Extended Data Fig. 2 Amino acid starvation induces de-O-GlcNAcylation of eIF3a.
a. Schematic of quantitative mass spectrometry using iTRAQ to compare phosphoproteomics. b. A venn diagram shows the number of proteins identified in control (198), 2 hr amino acid starvation (291), or both (467) from the phosphoproteomics data in (A). c.

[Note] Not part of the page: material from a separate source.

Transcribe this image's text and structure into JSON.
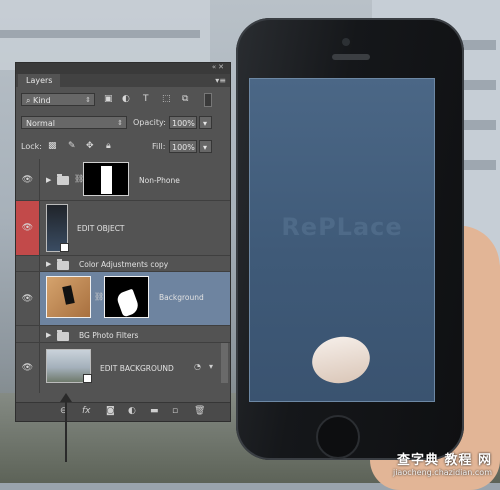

A scatter plot shows the differential phosphoproteins in MEF cells with and without amino acid starvation. Phosphoproteins with >2 fold increase or decrease are colored in red and blue, respectively. d. MEF/Ogt F/Y(mER-Cre) cells were pre-treated with (+) or without (–) 0.5 μM 4-OHT for 24 hr followed by normal media for another 24 hr. Cells were then subjected to amino acid starvation for 2 hr prior to immunoblotting. Representative results of 3 independent experiments were shown. e. MEF cells as in (D) were subjected to immunoprecipitation using WGA antibody followed by immunoblotting. Representative results of 3 independent experiments were shown. f. HEK293 cells were transfected with scramble or siRNA targeting OGT for 24 hr followed by RL2 (O-GlcNAc) immunoprecipitation and immunoblotting. Representative results of 3 independent experiments were shown. g. MEF cells were treated with increasing doses of Thiamet-G for 16 hr followed by immunoblotting. Representative results of 3 independent experiments were shown.
Extended Data Fig. 3 Characterization of eIF3-80S association in the presence of Thiamet-G.

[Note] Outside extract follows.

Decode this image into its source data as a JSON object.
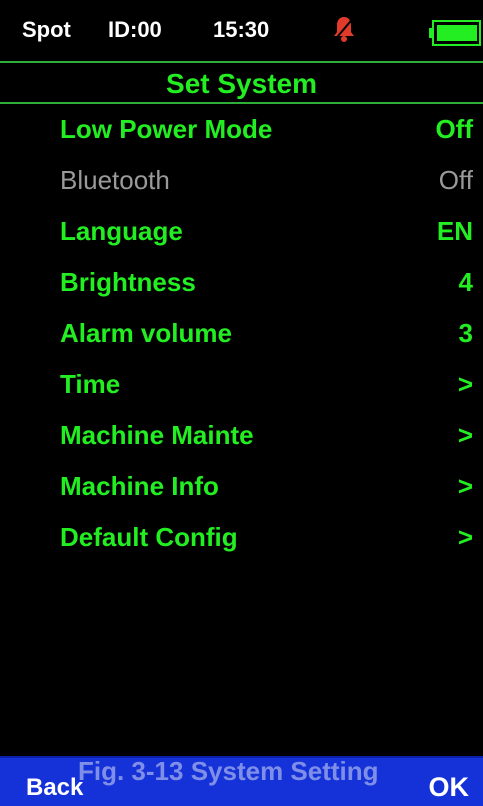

a. MEF cells were treated with Thiamet-G for 16 hr with or without amino acid starvation for 2 hr followed by RNA extraction and RT-qPCR. Relative Atf4 mRNA levels are normalized to the Actb mRNA level. Error bars, mean ± s.d.; n = 3 independent experiments. b. MEF cells were treated with 0.4 μM Thiamet-G for 1 hr followed by amino acid starvation for 2 hr. Whole-cell lysates were immunoprecipitated using the eIF3a antibody followed by immunoblotting using indicated antibodies. Representative results of 3 independent experiments were shown. c. Same as (b), total RNAs and eIF3-associated RNAs were extracted followed by RT-PCR measuring Actb and Aft4 mRNA levels. Relative Atf4/Actb ratios were normalized to the corresponding input. Error bars, mean ± s.d.; *p = 0.019; ***p = 0.00078; two-way ANOVA; n = 3 independent experiments. d. MEF cells as in (b) were subjected to immunoblotting using antibodies indicated. The right panel shows the relative ATF4 protein levels normalized to α-tubulin. Error bars, mean ± s.d.; ***p = 0.00014; two-way ANOVA; n = 3 independent experiments. e. MEF cells were treated with Thiamet-G for 16 hr were subjected to polysome profiling using sucrose gradient. Ribosome fractions were collected for immunoblotted using antibodies indicated. The bottom panel shows the densitometry of eIF3a and RpL4 protein levels. Representative results of 3 independent experiments were shown. f. MEF cells as (e) were subjected to amino acid starvation for 2 h followed by polysome profiling using sucrose gradient. Ribosome fractions were collected for immunoblotted using antibodies indicated. The bottom panel shows the densitometry of eIF3a and RpL4 protein levels. Representative results of 3 independent experiments were shown.
Extended Data Fig. 4 Further characterization of eIF3-80S association in the presence of Thiamet-G.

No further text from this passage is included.